The scenario is created at 22:52 UTC, where three LEO satellites are close to the path between an MEO satellite and the ground station. However, exactly 2 min later, at 22:54 UTC, a LEO satellite moved into the path, creating interference. During that period, a sudden drop in the downlink is visible in
Figure 16.
Figure 16 depicts the downlink closure status from the desired MEO satellite over a period both with and without interference from LEO satellites. Whenever the downlink is closed successfully, the status is set to true; for any failure in the downlink, it is set to false. The status is indicated in terms of 1 and 0 for true and false cases, respectively. Our sole purpose is to avoid this interference at all times to maintain the downlink. This interference can be avoided either from the transmitter satellite end or from the receiver ground station end. However, due to space and modification constraints at the satellite end, it is challenging to modify any parameter once the satellite has been launched. Hence, the scope is limited to modifications at the ground station without altering anything at the satellite.

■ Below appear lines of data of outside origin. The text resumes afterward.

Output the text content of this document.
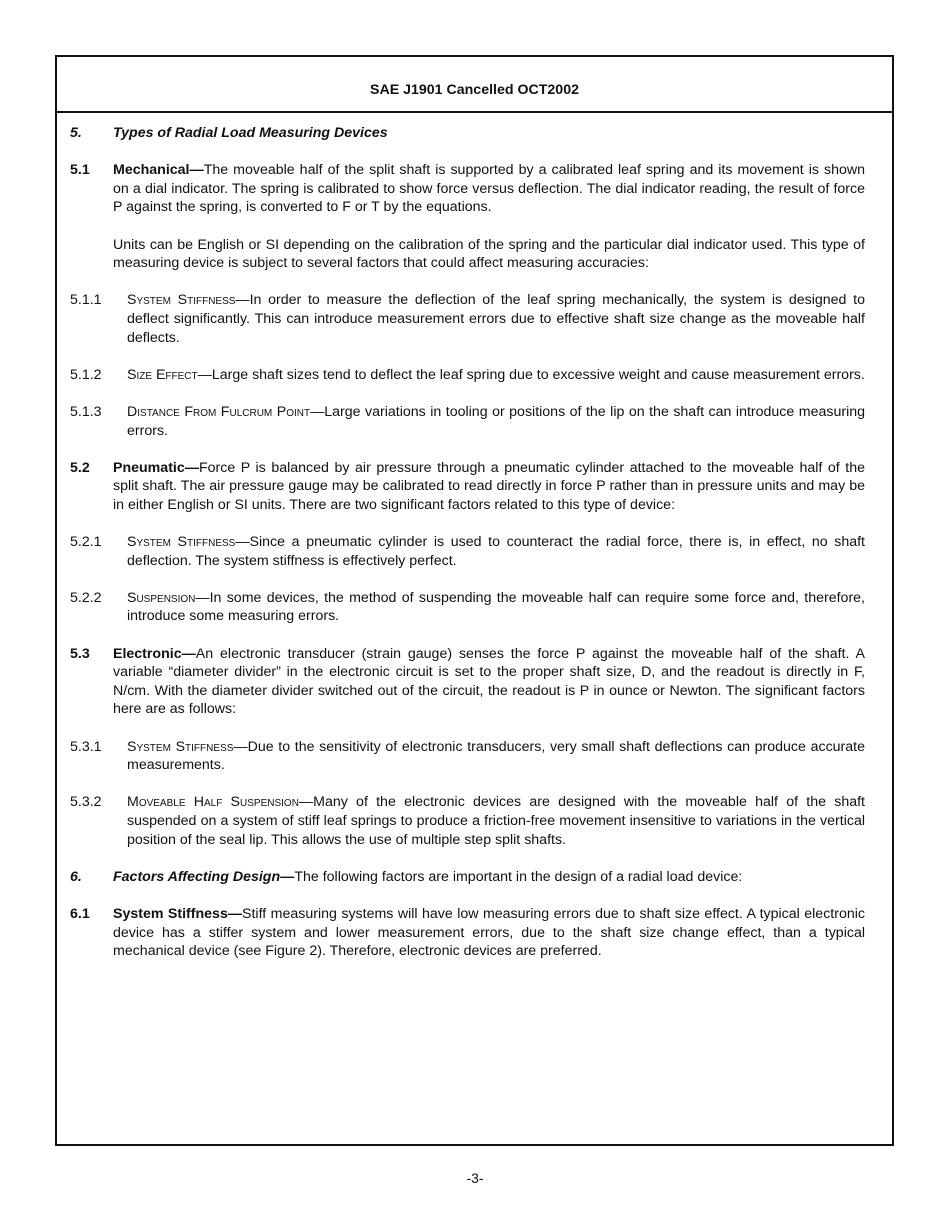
SAE J1901 Cancelled OCT2002
5. Types of Radial Load Measuring Devices
5.1 Mechanical—The moveable half of the split shaft is supported by a calibrated leaf spring and its movement is shown on a dial indicator. The spring is calibrated to show force versus deflection. The dial indicator reading, the result of force P against the spring, is converted to F or T by the equations.
Units can be English or SI depending on the calibration of the spring and the particular dial indicator used. This type of measuring device is subject to several factors that could affect measuring accuracies:
5.1.1 System Stiffness—In order to measure the deflection of the leaf spring mechanically, the system is designed to deflect significantly. This can introduce measurement errors due to effective shaft size change as the moveable half deflects.
5.1.2 Size Effect—Large shaft sizes tend to deflect the leaf spring due to excessive weight and cause measurement errors.
5.1.3 Distance From Fulcrum Point—Large variations in tooling or positions of the lip on the shaft can introduce measuring errors.
5.2 Pneumatic—Force P is balanced by air pressure through a pneumatic cylinder attached to the moveable half of the split shaft. The air pressure gauge may be calibrated to read directly in force P rather than in pressure units and may be in either English or SI units. There are two significant factors related to this type of device:
5.2.1 System Stiffness—Since a pneumatic cylinder is used to counteract the radial force, there is, in effect, no shaft deflection. The system stiffness is effectively perfect.
5.2.2 Suspension—In some devices, the method of suspending the moveable half can require some force and, therefore, introduce some measuring errors.
5.3 Electronic—An electronic transducer (strain gauge) senses the force P against the moveable half of the shaft. A variable “diameter divider” in the electronic circuit is set to the proper shaft size, D, and the readout is directly in F, N/cm. With the diameter divider switched out of the circuit, the readout is P in ounce or Newton. The significant factors here are as follows:
5.3.1 System Stiffness—Due to the sensitivity of electronic transducers, very small shaft deflections can produce accurate measurements.
5.3.2 Moveable Half Suspension—Many of the electronic devices are designed with the moveable half of the shaft suspended on a system of stiff leaf springs to produce a friction-free movement insensitive to variations in the vertical position of the seal lip. This allows the use of multiple step split shafts.
6. Factors Affecting Design—The following factors are important in the design of a radial load device:
6.1 System Stiffness—Stiff measuring systems will have low measuring errors due to shaft size effect. A typical electronic device has a stiffer system and lower measurement errors, due to the shaft size change effect, than a typical mechanical device (see Figure 2). Therefore, electronic devices are preferred.
-3-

Hence, to avoid interferences, the Gaussian antenna is replaced by a rectangular array at the ground station receiver and its radiation pattern is shown in
Figure 17. An 8 × 8 uniform rectangular array is designed at the same 12 GHz frequency, with both row and column element spacings equal to half of its operating wavelength. It creates a more pointed beam in a particular direction. It can orient its main beam towards desired directions while placing null or side lobes with a low gain pattern towards interference directions.
The manoeuvring of pattern can be carried out by carefully adjusting the amplitude and phase weight of excitation for each element in the array. The same concept is used here to orient the main beam towards the desired MEO satellites while placing nulls or side lobes towards the interference from LEO satellites. The ground station continuously tracks the position of its nearby LEO/MEO satellites. It adjusts its weights accordingly when the LEO satellite path comes close to the MEO satellite.

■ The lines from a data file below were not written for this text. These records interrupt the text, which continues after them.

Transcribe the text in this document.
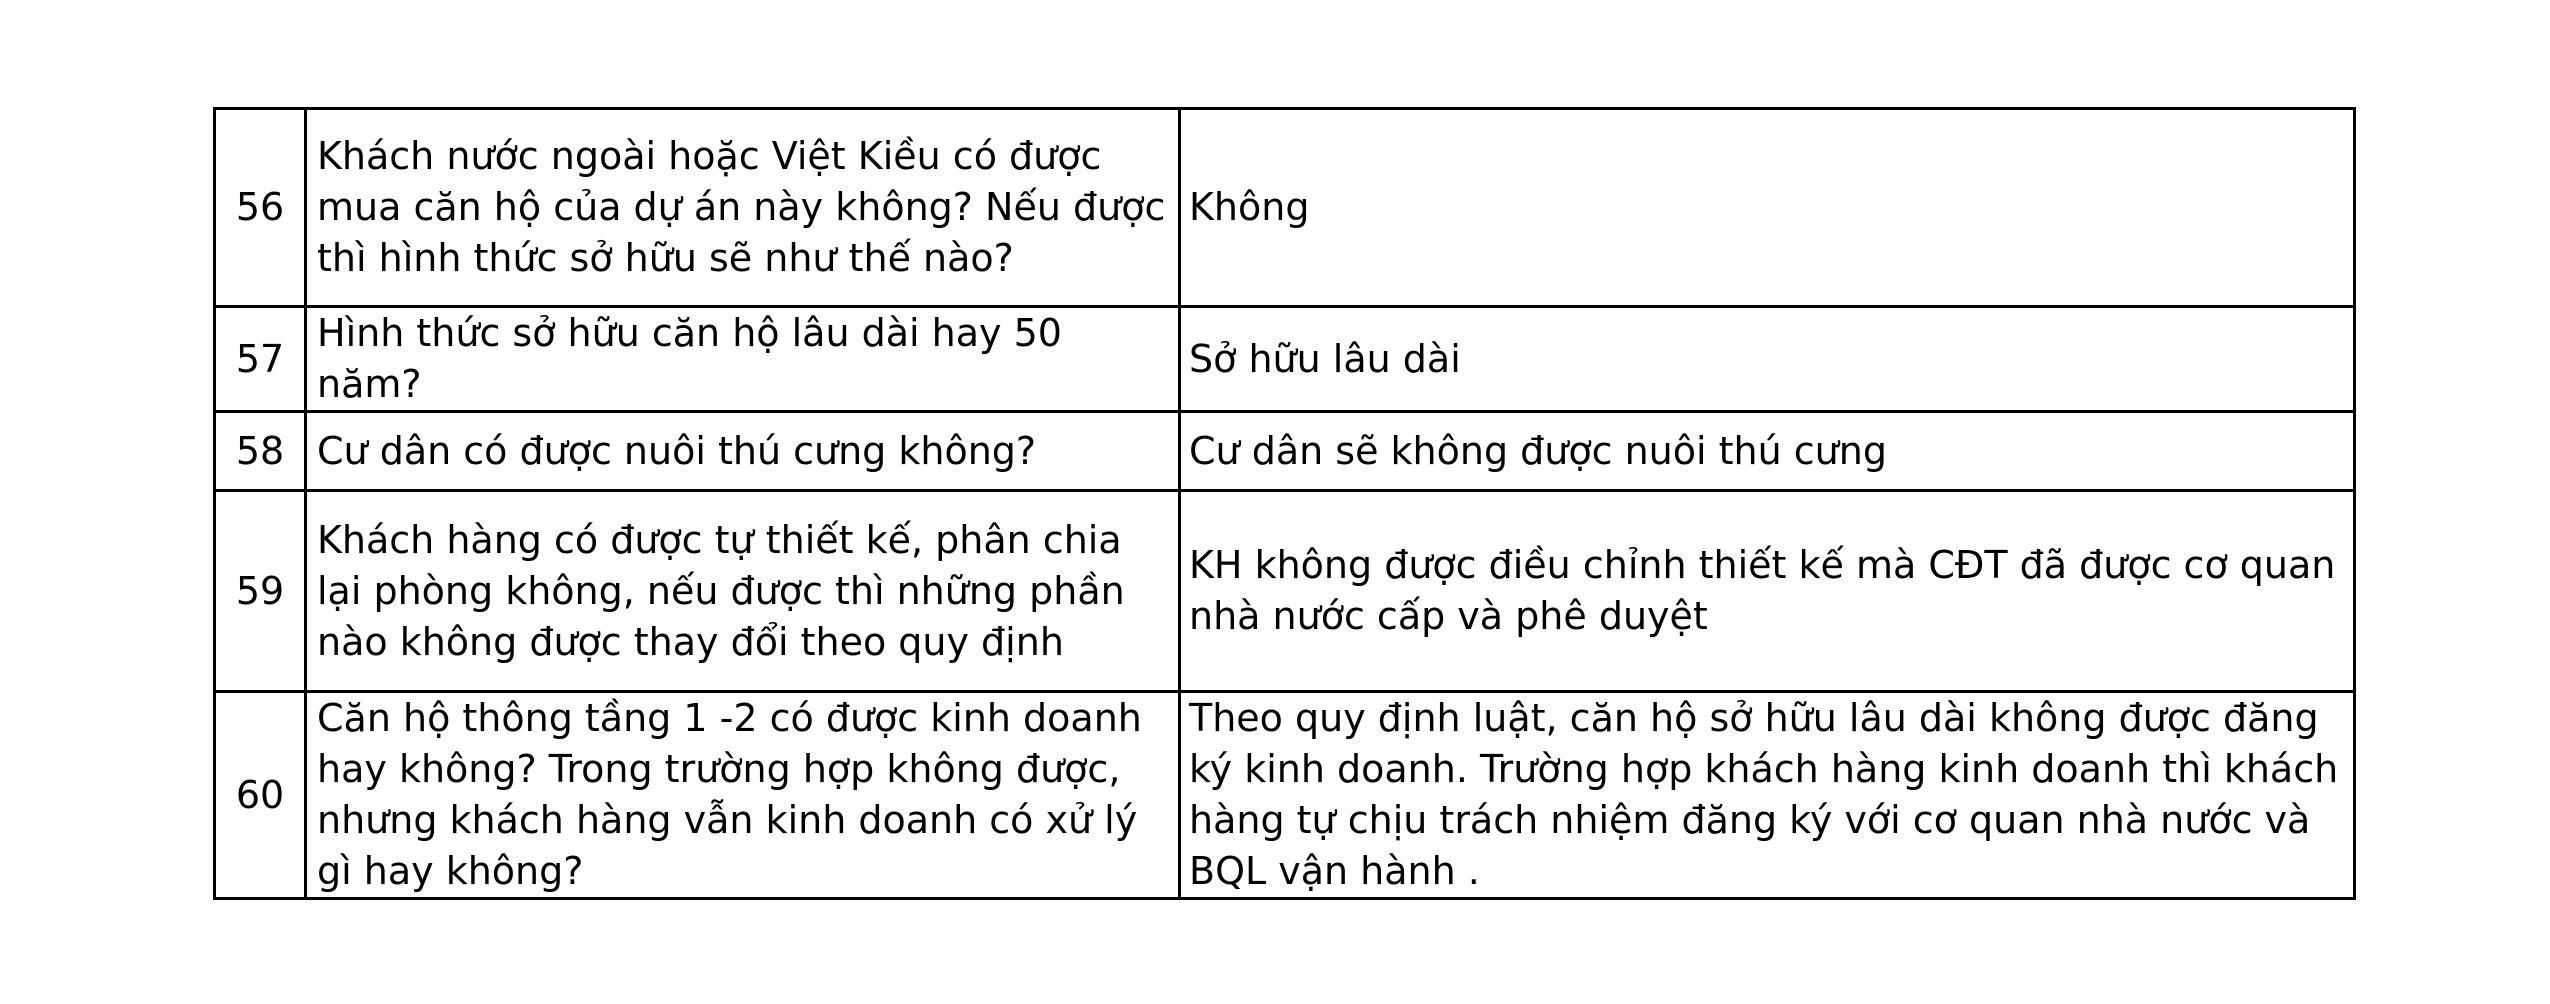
56	Khách nước ngoài hoặc Việt Kiều có được mua căn hộ của dự án này không? Nếu được thì hình thức sở hữu sẽ như thế nào?	Không
57	Hình thức sở hữu căn hộ lâu dài hay 50 năm?	Sở hữu lâu dài
58	Cư dân có được nuôi thú cưng không?	Cư dân sẽ không được nuôi thú cưng
59	Khách hàng có được tự thiết kế, phân chia lại phòng không, nếu được thì những phần nào không được thay đổi theo quy định	KH không được điều chỉnh thiết kế mà CĐT đã được cơ quan nhà nước cấp và phê duyệt
60	Căn hộ thông tầng 1 -2 có được kinh doanh hay không? Trong trường hợp không được, nhưng khách hàng vẫn kinh doanh có xử lý gì hay không?	Theo quy định luật, căn hộ sở hữu lâu dài không được đăng ký kinh doanh. Trường hợp khách hàng kinh doanh thì khách hàng tự chịu trách nhiệm đăng ký với cơ quan nhà nước và BQL vận hành .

Figure 18 shows the radiation patterns of the rectangular array at the receiver with respect to different positions of LEO satellites at different points in time. The array automatically adjusts its weights to produce different radiation patterns at various times. In all the cases, the main beam is oriented towards the MEO satellite and nulls are oriented towards the LEO satellite to avoid interference.

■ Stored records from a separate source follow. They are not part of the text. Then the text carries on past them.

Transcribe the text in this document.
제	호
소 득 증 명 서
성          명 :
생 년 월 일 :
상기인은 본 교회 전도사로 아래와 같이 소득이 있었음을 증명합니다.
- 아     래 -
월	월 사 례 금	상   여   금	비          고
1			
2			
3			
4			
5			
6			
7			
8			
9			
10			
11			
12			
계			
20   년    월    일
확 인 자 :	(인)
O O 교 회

Now, the same downlink closure status is re-evaluated after replacing the array with a Gaussian antenna in
Figure 19. Previously, the downlink could not be closed at 22:54 UTC due to excessive interference from the LEO satellites. However, the downlink link status is now always up, even in the presence of interferences. The plots in
Figure 19 can visually confirm this.
The performance of the proposed reflectarray is now evaluated in a MATLAB real-time simulation environment by creating a custom antenna replica from measured reflection and radiation characteristics. The reflectarray demonstrates its effectiveness in sharing a substantial amount of signal strength with ground stations from LEO satellites. Similarly, it exhibits stable performance characteristics in scenarios where both LEO and MEO satellites transmit simultaneously without any impact on the orbit. This real-time simulation environment evaluates the usefulness of reflectarrays in satellite communication by successfully estimating theoretical concepts.